I think they lasted about the same length of time as the Scotland - Zebrugge route.


----------



## Mrplodd

Has anyone asked them if they are offering their 20% discount for over 60's on these routes as they have on their cross channel ones?


----------



## Sideways86

Al42 said:


> Sideways86 said:
> 
> 
> 
> BF £1678 for me for campervan 9m and bike trailer plus inside cabin both ways
> 
> same to Gijon with LD £748 I have just rechecked !
> 
> 
> 
> I have just inputted your dimensions, assumed 3m high, into BF and LD for out early Feb return early April.
> 
> LD lines £728(inside cabin)
> £848(outside cabin)
> 
> BF  £1008(inside 2 berth)
> £1038(outside 2 berth)
> 
> with 10% £922 or £952
> 
> So for outside cabin aprox £100 dearer.
> Of course dates and other factors such as height can make a big difference, I don't think LD lines charge more for higher than 3.2m but BF does.
> 
> BUT
> 
> LD lines take all your money at time of booking and is non refundable.
> 
> BF conditions have been posted in another reply.
> 
> BF have been operating this route for many years and have seen off P&O and another cheap operator,whose name escapes me, who tried to undercut BF a few years ago.This firm operated for a very short time and pulled off the route with very little notice leaving many people with problems.
> 
> For someone contemplating using any of the Spanish crossings regularly,(once a year) I would say join the BF travel club and get 30%discount, the fare may still be slightly higher but in my opinion would be worth it.
Click to expand...

Out on 29th July and back around 14th August, I am pressing all the right buttons and not lyig Honest!


----------



## Al42

Sorry didn't mean to imply that  
Just pointing out different rates and I did say that:

"Of course dates and other factors such as height can make a big difference,"


----------



## Sideways86

Al42 said:


> Sorry didn't mean to imply that
> Just pointing out different rates and I did say that:
> 
> "Of course dates and other factors such as height can make a big difference,"

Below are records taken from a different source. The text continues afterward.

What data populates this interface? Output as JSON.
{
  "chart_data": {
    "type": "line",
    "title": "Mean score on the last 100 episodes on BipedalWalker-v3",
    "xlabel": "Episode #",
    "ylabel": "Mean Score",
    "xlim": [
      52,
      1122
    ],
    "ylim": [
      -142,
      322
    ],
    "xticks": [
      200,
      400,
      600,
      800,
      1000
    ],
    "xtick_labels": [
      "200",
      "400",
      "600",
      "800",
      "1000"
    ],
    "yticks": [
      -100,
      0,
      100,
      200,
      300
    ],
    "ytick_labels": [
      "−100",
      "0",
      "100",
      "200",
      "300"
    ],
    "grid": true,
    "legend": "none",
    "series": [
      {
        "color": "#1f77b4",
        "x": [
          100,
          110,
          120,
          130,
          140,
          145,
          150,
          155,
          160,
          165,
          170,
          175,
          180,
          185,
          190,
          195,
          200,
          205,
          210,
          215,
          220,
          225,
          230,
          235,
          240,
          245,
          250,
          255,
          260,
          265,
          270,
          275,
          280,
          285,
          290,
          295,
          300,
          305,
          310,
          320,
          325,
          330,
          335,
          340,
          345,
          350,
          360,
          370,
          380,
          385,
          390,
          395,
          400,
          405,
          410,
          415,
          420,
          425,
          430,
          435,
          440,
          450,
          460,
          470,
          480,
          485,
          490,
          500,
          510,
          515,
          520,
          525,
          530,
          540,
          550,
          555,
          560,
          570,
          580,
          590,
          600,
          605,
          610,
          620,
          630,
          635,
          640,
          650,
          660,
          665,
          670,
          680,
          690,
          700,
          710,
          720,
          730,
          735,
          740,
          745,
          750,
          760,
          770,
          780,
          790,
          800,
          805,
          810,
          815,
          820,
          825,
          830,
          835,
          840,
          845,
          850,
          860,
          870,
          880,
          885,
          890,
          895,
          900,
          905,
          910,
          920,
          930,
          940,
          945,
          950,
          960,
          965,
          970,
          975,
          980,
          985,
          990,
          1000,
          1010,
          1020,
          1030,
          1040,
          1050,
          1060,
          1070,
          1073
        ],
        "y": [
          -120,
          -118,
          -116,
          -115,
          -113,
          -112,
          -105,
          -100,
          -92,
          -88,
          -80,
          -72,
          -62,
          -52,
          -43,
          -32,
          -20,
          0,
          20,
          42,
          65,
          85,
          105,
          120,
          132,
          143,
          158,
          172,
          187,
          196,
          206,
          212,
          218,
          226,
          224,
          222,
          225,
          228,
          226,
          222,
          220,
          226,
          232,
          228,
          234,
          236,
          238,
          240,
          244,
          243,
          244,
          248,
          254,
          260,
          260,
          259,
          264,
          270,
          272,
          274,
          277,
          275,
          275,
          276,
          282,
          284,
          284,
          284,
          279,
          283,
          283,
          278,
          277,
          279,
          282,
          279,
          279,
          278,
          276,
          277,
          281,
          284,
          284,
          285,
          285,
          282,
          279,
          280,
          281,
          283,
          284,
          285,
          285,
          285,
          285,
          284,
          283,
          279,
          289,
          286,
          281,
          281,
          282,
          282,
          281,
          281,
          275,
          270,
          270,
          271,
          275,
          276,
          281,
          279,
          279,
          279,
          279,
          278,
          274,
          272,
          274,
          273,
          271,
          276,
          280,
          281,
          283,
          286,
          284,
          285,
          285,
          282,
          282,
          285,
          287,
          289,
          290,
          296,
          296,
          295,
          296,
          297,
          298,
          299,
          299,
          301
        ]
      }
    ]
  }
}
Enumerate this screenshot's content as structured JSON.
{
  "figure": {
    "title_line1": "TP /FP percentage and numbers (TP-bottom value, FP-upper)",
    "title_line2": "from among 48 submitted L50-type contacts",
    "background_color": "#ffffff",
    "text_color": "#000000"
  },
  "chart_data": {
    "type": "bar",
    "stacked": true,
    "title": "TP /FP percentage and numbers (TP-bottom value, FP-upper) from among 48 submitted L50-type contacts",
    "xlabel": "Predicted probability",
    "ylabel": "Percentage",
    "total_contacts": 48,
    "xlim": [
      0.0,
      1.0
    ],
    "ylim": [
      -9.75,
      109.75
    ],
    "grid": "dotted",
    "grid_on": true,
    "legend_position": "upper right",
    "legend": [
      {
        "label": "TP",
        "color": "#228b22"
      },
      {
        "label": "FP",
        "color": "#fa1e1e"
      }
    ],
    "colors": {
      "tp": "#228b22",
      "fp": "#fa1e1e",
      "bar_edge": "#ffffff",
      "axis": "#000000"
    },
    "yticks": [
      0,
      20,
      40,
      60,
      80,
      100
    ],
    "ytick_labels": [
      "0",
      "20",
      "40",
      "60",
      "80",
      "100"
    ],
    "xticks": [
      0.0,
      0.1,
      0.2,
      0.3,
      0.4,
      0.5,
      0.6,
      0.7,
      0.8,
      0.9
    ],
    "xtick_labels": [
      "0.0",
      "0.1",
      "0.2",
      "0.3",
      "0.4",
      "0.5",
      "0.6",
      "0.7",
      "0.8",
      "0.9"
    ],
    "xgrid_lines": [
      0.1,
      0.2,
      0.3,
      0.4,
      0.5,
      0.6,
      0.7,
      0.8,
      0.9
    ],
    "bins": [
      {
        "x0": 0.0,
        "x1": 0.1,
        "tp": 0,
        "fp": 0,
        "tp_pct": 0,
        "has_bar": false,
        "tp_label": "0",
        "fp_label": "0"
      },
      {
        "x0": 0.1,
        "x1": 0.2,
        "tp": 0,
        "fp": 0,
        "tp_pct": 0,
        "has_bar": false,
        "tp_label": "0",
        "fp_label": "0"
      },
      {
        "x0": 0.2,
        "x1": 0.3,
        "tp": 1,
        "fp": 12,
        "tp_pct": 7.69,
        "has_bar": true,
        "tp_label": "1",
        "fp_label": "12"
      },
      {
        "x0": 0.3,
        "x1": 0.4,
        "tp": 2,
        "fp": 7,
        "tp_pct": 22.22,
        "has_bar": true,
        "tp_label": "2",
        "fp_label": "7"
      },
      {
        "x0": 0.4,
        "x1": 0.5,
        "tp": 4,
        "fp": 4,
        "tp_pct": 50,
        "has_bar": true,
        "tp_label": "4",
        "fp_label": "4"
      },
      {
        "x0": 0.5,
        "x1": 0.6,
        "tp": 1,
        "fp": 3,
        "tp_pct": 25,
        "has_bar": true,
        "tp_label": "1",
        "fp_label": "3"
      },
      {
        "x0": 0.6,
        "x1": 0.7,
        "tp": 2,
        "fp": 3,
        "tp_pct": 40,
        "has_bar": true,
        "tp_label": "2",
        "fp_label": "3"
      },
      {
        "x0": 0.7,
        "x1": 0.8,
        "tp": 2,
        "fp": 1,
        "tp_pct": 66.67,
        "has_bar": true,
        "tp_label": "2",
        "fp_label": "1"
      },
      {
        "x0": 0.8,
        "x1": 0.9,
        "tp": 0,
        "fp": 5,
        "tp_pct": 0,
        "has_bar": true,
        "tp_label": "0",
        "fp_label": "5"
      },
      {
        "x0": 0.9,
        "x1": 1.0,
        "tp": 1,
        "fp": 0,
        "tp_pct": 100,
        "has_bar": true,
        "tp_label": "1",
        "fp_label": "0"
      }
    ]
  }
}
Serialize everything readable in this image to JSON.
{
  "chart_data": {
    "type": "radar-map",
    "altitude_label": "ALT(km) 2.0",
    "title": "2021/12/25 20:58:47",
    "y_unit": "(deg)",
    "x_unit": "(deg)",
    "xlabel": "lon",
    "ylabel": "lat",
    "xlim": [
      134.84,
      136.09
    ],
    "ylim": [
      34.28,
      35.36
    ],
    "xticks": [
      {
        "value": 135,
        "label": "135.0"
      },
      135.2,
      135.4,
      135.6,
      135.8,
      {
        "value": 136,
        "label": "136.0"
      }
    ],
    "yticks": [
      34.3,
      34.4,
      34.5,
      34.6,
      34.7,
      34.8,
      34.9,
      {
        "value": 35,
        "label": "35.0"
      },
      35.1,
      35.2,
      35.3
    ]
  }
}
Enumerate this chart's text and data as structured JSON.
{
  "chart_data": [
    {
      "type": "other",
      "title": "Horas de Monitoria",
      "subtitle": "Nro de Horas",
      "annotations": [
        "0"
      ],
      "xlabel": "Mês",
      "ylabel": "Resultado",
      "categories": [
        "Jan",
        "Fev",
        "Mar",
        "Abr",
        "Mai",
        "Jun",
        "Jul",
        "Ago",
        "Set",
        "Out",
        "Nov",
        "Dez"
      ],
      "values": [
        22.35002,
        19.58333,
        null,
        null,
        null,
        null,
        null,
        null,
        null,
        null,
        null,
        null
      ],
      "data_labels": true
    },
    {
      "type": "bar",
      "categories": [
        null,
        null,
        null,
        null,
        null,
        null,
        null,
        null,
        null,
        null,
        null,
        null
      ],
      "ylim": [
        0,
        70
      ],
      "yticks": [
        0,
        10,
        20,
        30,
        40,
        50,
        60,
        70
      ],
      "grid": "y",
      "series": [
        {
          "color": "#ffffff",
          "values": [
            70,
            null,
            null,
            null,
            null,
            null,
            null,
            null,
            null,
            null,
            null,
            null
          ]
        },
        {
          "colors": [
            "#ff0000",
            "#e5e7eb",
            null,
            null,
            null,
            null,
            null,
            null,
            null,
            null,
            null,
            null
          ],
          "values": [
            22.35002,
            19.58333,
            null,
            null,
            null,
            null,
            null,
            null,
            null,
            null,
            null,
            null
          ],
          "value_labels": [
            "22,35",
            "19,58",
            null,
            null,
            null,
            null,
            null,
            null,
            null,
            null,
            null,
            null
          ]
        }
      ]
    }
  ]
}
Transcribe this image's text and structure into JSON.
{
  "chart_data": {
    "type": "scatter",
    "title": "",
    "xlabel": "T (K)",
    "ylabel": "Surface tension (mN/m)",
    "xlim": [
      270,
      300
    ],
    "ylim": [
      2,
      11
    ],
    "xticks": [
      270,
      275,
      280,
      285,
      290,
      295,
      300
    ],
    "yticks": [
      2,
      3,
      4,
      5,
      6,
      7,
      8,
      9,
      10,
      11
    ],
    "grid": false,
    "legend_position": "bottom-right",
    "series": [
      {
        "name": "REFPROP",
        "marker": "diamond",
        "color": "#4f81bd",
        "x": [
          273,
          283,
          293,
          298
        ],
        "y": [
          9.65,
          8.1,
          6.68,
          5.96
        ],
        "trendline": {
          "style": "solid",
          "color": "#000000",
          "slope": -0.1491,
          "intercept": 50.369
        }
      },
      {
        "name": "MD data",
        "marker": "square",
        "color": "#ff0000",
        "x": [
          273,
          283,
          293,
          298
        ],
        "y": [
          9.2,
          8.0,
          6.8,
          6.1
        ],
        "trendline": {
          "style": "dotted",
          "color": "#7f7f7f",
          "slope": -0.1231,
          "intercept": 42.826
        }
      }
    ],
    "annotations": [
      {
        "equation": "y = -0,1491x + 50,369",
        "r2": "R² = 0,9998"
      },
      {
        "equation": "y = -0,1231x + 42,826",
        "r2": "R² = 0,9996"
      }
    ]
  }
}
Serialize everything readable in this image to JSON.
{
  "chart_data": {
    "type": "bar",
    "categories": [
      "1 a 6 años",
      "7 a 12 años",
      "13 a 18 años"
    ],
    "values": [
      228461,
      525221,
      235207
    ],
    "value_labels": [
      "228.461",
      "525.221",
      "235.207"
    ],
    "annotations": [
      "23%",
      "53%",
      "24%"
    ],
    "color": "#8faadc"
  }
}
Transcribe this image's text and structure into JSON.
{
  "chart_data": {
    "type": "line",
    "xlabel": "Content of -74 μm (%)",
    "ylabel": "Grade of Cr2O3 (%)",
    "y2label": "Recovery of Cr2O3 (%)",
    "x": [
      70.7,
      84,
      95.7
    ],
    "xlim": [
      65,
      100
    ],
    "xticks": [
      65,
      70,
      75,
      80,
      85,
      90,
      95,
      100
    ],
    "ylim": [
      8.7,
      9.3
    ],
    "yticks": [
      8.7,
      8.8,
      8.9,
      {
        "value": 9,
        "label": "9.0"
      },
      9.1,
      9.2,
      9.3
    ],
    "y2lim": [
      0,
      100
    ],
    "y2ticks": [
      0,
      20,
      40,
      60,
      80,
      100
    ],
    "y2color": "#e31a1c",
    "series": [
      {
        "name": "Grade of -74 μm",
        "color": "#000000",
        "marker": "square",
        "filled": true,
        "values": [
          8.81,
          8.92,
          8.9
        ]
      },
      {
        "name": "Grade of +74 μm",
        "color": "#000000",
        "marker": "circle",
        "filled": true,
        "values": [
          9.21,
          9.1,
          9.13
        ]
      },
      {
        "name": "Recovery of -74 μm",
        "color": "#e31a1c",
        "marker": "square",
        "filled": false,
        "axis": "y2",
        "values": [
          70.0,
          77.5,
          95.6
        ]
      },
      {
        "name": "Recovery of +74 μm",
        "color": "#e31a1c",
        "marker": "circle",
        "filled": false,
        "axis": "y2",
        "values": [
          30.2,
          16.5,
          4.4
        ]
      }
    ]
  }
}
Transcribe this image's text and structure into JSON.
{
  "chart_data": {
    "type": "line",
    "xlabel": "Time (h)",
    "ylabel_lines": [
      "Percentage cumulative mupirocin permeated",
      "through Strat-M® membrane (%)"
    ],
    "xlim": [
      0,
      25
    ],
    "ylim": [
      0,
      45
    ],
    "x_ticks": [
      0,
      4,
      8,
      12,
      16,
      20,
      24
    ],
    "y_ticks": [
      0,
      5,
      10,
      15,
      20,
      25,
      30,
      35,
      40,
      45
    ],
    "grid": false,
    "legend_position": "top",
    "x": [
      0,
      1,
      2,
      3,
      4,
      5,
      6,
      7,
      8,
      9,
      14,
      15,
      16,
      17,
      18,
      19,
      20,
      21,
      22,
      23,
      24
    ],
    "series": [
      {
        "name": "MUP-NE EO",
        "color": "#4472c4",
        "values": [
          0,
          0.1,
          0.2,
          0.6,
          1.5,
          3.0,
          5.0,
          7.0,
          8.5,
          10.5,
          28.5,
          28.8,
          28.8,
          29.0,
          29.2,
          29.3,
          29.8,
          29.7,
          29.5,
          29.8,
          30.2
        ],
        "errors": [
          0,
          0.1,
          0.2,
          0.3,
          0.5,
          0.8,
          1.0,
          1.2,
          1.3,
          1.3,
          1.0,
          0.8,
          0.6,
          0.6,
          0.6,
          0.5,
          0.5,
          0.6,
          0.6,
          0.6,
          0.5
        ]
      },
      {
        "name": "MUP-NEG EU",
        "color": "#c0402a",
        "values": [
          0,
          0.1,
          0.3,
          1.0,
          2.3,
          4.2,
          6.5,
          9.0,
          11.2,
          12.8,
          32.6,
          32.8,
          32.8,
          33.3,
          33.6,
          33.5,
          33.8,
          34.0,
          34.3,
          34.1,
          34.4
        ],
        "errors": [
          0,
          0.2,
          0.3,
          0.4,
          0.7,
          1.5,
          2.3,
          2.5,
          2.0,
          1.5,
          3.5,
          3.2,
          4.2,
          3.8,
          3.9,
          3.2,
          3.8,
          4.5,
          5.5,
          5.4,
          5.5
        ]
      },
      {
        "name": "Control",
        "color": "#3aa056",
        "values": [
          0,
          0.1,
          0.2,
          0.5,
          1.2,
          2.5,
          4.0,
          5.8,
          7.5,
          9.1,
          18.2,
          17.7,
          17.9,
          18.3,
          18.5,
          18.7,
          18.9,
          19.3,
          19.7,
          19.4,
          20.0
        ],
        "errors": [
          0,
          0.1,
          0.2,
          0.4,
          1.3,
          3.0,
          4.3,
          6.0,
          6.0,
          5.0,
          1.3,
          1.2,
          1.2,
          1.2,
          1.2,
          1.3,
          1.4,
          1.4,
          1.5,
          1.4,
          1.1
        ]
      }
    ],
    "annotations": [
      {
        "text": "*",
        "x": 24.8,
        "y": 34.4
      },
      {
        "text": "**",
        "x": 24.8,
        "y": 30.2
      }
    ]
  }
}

J = Joke, light hearted jest, I am taken back by the difference which I why I have asked about the vessel itself but nobody has volunteered information on the actual vessel

I have been on the Norman Voyager and compared to the DFDS vessels out of Dover the Voyager is a crate!

I don't really want to cross The Bay of Biscay in a crate either!


----------



## Al42

The Norman Asturias has been described on other threads, a search might find them. Basically the boat is not a bucket but is no cruise ferry, helpful Portugese crew, basic cafeteria,bar & lounge area, small duty free, no entertainment. We have used the boat on the Gijon - St. Nazaire route several times, 14 hrs overnight is a different thing to 26 hrs though.


----------